Il progetto EFIAN prevede la ricostruzione virtuale (realtà aumentata tridimensionale) di alcune aree di Noto Antica distrutta dal terremoto del 1693 e sarà realizzato dal Dipartimento di Architettura dell’Università di Palermo, dalla Scuola di Architettura di Siracusa dell’Università di Catania, dalla società di restauro Siqilliya, dalla Services & Advice srl, l’azienda start-up della compagine progettuale con la collaborazione del Comune di Noto e dell’assessorato regionale ai beni culturali e all’identità siciliana.

Il progetto EFIAN è stato valutato dal MIUR il migliore a livello nazionale e si è classificato al primo posto nella graduatoria nazionale redatta dal Ministero tra i progetti finanziati con il bando Start Up Linea 2 Cultura ad impatto aumentato.

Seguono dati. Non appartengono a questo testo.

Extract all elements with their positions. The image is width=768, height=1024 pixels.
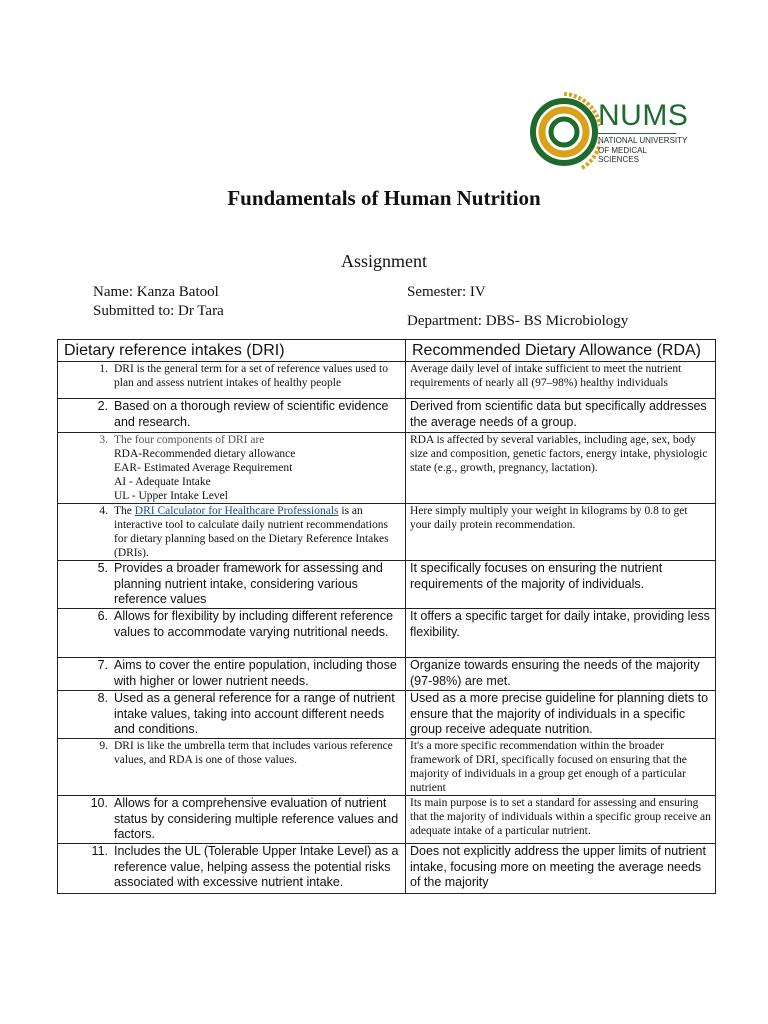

Interverranno l’Assessore della Regione Siciliana ai Beni Culturali Antonio Purpura, il Sindaco di Noto Corrado Bonfanti, il Soprintendente BBCCAA di Siracusa Calogero Rizzuto, il presidente della Scuola di Architettura di Siracusa dell’Università di Catania Bruno Messina, il professore ordinario di storia dell’Architettura dell’Università di Palermo Marco Rosario Nobile.

Noto Antica è la più grande città dell’occidente abbandonata in età moderna. Le testimonianze tangibili di una storia secolare oggi sono affidate a una serie sconcertante di ruderi, a rare iconografie e a una cospicua serie di documenti archivistici, ancora in buona parte da indagare.

Il progetto EFIAN mette insieme ditte private, Università, Regione Siciliana, enti locali nell’intento di ricostruire virtualmente, con l’utilizzo delle nuove tecnologie, l’immagine di luoghi e dei maggiori monumenti, alla vigilia del grande terremoto del 1693 che ne sancì il declino e l’abbandono.

Un obiettivo ambizioso che vede lavorare insieme per la prima volta storici dell’architettura, rilevatori, esperti nell’elaborazione grafica tridimensionale, progettisti e imprese per offrire un ritratto realistico e filologicamente ineccepibile di un prestigioso passato.